Was passiert nach der Zwischennutzung?

2024 bezieht das brut eine feste Spielstätte in St. Marx. Das Objekt ist im Besitz der Stadt Wien und verfügt über deutlich mehr Platz als das Künstlerhaus. Es ist eine Verbesserung zu früher, denn das brut verfügt dann neben einem großen Theatersaal auch über mehrere Proberäume, eine eigene Gastronomie, Freiflächen und ausreichend Büroräumlichkeiten. 

Wird das brut dann seinen „nomadischen“ Charakter verlieren?

Nein, wir werden nicht exklusiv nur dort spielen. Wenn ein Stück in einem Schwimmbad spielt, wird es auch dort aufgeführt! Trotzdem ist es schön, mal nicht Gast zu sein, sondern auch wieder Gäste empfangen zu können.

Welche anderen Theater besuchen Sie selbst gerne, wenn Sie nicht gerade in der ersten Reihe im brut sitzen?

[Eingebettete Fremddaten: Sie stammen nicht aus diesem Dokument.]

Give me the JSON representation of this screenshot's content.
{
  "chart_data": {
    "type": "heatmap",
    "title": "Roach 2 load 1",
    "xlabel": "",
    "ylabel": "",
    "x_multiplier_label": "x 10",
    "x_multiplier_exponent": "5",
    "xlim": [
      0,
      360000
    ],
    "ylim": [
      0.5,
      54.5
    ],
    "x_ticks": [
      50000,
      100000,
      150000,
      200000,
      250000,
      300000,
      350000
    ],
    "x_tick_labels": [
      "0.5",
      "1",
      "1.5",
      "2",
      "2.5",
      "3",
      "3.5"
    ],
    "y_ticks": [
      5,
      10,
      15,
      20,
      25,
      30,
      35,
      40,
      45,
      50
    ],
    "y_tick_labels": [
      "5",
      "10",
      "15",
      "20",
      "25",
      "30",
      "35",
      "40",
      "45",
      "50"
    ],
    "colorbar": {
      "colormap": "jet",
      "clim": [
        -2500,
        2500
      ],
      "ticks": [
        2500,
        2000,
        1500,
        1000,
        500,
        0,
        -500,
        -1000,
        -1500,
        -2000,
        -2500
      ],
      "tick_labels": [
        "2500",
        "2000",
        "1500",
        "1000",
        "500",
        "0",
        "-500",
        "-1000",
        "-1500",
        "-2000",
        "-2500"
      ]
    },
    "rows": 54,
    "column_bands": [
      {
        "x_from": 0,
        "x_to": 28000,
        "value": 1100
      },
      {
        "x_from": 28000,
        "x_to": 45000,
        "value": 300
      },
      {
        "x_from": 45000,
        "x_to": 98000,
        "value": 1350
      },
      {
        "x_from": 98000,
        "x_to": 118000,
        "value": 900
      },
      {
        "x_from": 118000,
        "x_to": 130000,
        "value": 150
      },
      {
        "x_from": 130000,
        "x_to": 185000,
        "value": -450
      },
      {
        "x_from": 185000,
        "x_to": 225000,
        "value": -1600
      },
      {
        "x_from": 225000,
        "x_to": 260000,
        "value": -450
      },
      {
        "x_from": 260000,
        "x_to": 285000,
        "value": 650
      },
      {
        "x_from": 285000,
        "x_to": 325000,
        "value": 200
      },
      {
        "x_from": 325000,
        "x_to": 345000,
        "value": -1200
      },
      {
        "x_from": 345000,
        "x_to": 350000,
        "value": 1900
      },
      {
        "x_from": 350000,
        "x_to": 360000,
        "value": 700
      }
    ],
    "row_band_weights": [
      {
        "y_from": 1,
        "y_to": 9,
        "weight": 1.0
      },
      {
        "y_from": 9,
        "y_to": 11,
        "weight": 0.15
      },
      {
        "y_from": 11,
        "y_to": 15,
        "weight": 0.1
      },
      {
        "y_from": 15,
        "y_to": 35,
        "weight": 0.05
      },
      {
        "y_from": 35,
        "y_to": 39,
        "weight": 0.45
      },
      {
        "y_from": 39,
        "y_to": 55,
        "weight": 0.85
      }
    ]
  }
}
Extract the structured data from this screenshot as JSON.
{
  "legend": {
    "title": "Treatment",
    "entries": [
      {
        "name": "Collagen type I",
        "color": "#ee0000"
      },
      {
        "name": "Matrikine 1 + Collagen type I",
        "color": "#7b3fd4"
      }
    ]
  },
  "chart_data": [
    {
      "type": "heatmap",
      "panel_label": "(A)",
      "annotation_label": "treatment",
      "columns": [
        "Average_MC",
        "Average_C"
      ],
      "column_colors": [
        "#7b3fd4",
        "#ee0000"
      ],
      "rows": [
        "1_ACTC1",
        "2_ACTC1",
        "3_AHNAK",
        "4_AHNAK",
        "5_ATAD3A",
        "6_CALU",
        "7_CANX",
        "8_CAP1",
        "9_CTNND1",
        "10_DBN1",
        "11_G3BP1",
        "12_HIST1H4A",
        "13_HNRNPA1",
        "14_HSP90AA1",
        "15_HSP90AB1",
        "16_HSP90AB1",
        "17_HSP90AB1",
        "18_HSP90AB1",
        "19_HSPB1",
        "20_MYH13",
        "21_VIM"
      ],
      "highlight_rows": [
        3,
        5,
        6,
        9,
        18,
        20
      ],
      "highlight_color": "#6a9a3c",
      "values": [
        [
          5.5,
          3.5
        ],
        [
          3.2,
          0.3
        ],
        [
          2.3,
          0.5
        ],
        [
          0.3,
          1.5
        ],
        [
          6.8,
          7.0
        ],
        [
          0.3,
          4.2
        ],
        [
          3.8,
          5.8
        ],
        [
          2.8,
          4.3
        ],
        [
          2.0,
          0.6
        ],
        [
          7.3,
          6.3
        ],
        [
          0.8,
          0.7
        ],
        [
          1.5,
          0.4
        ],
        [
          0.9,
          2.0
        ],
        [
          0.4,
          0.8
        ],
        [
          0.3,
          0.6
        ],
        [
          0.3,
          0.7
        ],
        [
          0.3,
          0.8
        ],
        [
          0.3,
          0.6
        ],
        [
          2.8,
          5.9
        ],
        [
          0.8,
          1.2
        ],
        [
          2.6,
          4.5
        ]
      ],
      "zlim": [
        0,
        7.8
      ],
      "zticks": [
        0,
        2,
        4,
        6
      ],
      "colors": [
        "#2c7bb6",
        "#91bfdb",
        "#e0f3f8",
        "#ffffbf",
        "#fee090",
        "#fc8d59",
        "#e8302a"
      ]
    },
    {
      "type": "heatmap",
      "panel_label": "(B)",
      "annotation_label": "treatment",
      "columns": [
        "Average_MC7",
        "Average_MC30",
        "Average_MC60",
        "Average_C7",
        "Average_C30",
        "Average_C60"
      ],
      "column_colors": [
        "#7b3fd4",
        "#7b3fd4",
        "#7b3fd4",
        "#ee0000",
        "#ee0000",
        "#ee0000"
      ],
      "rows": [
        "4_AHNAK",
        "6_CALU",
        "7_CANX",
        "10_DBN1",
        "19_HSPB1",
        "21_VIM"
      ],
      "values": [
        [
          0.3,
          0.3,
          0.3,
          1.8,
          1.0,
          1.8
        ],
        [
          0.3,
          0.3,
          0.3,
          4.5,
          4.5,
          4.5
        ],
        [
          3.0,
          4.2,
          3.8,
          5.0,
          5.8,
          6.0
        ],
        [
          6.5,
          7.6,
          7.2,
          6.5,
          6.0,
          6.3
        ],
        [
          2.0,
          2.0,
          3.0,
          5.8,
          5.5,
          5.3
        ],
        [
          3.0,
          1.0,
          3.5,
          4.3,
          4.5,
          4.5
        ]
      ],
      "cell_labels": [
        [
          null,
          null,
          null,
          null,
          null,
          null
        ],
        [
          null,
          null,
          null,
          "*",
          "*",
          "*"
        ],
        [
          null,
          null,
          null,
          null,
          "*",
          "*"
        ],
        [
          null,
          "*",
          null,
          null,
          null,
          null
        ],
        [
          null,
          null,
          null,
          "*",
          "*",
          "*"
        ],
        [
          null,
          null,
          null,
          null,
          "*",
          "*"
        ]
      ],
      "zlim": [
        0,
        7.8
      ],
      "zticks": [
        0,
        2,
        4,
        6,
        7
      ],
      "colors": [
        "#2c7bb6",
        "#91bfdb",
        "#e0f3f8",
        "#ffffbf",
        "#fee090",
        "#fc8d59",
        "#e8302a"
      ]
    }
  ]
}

Ich bin nicht so der Musikverein-Typ, meine Liebe gehört der freien Szene. In Wien gehe ich am liebsten ins „Tanzquartier“, ins WUK, zu den „Wiener Festwochen“ oder ins Kino. Dafür schlägt mein Herz!

Vielen Dank für das Gespräch!

Das aktuelle Programm des brut Wien finden Sie hier!
Kira Kirsch (* 1972) hat schon während ihrer Schulzeit Theater gespielt und als Statistin im Saarbrücker Staatstheater gearbeitet. Seit 2015 ist die Intendantin des brut Wien, ein Koproduktionshaus für freie Tanz-, Theater- und Performance-Aufführungen. Kirsch studierte Theaterwissenschaften in Mainz, Paris, Glasgow und Berlin. Danach arbeitete sie unter anderem für das Haus der Architektur in Graz, das deutsche Festival Theater der Welt, das Landestheater Schwaben, den Saarländischen Rundfunk und den Berufsverband Bildender Künstler*innen Berlin. Von 2007 bis 2015 war sie leitende Dramaturgin des steirischen herbst.